"So we will keep you here, with the title of guardsman," decided Cordelia. "He seldom comes to this estate. You can arrange to be elsewhere if he should come. This may take a few months, you realize. I must work on my father and others; I must make sure that when I finally do divorce him, I will come at once under some other man's powerful protection. And, of course, that you come with me." A slow, cruel smile lifted her lips. "And that I rule my next household. Some Senator, doddering with age, and very rich.... Then you can be brought to Rome, Hercules. There will be wealth for you.... many slaves are wealthy in their own right—or you can even be freed, if you think a change of title makes any difference." She melted against him. "It does not. You already have me in freehold."
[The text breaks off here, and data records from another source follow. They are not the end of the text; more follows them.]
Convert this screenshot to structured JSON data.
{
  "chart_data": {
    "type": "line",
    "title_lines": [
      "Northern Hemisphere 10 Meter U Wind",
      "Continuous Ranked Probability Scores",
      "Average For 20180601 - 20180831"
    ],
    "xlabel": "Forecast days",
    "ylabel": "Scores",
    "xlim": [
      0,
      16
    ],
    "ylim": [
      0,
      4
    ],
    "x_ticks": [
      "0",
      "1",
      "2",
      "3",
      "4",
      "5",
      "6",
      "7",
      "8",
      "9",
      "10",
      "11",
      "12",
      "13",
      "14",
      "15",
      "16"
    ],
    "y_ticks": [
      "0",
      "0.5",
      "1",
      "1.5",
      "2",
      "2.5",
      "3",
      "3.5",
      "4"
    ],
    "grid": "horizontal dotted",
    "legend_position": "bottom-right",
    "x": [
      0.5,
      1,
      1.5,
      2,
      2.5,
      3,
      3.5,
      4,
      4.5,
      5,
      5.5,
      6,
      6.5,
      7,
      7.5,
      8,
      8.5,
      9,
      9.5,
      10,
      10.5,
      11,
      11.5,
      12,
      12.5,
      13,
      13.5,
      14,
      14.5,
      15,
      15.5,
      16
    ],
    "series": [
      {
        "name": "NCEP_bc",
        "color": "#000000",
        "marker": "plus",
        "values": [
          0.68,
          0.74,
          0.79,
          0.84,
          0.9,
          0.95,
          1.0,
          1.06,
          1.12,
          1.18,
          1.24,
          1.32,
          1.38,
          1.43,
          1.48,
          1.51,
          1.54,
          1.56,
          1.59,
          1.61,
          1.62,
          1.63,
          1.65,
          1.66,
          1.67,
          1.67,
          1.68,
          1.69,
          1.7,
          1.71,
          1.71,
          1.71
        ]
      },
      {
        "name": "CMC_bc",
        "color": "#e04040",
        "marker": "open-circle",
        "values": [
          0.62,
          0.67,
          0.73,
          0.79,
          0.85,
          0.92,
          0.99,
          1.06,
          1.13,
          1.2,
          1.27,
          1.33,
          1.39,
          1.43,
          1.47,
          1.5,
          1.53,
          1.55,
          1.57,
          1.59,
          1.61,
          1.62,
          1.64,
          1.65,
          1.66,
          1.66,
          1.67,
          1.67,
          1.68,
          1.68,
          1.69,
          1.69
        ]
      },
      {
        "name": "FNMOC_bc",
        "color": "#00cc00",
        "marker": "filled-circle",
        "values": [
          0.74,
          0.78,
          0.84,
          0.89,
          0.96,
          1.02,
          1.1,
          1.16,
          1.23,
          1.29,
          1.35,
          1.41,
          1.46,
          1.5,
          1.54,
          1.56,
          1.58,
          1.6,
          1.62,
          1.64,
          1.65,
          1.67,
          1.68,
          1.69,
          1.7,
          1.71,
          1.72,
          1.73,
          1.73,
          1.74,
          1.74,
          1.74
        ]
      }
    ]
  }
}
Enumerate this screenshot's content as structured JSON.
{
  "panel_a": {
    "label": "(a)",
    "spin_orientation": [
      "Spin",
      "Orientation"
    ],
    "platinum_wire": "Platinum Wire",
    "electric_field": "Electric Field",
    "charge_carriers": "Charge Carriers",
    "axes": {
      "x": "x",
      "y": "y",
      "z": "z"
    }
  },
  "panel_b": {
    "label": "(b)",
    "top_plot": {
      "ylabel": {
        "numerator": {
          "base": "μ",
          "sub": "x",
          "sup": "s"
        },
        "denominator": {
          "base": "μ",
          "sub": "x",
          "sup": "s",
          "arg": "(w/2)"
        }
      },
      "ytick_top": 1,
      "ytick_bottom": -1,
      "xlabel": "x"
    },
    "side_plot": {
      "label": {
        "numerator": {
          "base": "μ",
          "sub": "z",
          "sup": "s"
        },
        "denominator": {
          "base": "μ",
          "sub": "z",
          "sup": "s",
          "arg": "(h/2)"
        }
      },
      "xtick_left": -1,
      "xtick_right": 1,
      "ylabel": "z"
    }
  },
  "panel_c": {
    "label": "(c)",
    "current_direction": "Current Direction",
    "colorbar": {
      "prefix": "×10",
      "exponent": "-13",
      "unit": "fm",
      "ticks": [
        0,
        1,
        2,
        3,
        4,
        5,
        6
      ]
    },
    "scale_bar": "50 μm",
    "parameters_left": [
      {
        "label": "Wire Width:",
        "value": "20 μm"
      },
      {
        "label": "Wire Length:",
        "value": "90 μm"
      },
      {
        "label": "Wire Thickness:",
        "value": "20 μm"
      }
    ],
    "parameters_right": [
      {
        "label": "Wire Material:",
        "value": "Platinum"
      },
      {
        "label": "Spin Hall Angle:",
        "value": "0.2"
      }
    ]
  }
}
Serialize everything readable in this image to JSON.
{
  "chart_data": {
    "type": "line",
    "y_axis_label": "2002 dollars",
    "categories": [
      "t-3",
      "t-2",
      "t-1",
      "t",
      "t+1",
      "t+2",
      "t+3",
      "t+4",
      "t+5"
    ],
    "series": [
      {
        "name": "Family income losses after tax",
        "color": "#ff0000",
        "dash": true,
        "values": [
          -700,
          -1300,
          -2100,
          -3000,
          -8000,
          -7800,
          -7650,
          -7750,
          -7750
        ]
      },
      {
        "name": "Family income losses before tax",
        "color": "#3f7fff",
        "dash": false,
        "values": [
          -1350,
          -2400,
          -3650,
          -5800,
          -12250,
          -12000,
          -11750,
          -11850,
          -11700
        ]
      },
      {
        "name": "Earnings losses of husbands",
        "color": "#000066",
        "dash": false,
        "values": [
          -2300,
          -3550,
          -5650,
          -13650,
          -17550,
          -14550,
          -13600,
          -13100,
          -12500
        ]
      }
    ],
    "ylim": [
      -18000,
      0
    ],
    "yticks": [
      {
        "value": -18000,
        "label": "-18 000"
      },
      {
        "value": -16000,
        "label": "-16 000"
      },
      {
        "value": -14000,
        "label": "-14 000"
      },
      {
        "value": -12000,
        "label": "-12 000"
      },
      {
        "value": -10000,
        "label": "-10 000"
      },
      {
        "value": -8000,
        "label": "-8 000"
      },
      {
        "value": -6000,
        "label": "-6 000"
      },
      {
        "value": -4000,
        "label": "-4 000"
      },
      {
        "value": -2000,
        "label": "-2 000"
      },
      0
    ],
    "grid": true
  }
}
He embraced her again. As she trembled in his hands, he wondered how much of her speaking was real and how much only the she-animal of this night.
He waited until she had rested again, and drunk again, and returned to him on the bronze bed. Then, as he lay tangled in her hair, he said—it had taken less courage to charge the Roman army—"When can you get release for my wife?"
She sprang from him, spitting like a cat. "Do you dare?" she yelled.
Eodan stood up, smiling by plan, and said, "I would not forget any—friend—even her. Can she not be bought back, or released somehow?"
Cordelia paused. Her look grew narrow, as he had seen before. "Do you think of this brood-mare as merely a friend?" she asked.
Eodan swallowed. He could not answer, only nod.
"Then forget her, as you will have to forget all the Cimbri," said the woman in a cold voice. "I will not arouse Flavius' suspicions by speaking of that mop-headed sow he has been wallowing with all winter. Let him sell her to a brothel when he tires of her, as he has done with so many others."
Through a shimmering and a humming, Eodan saw how she stood crouched, ready to escape his violence and call for help. Neither of them moved—until at last she walked by him, threw herself upon the bed and beckoned him as she would a dog.
He came. There was nothing else possible, save to die.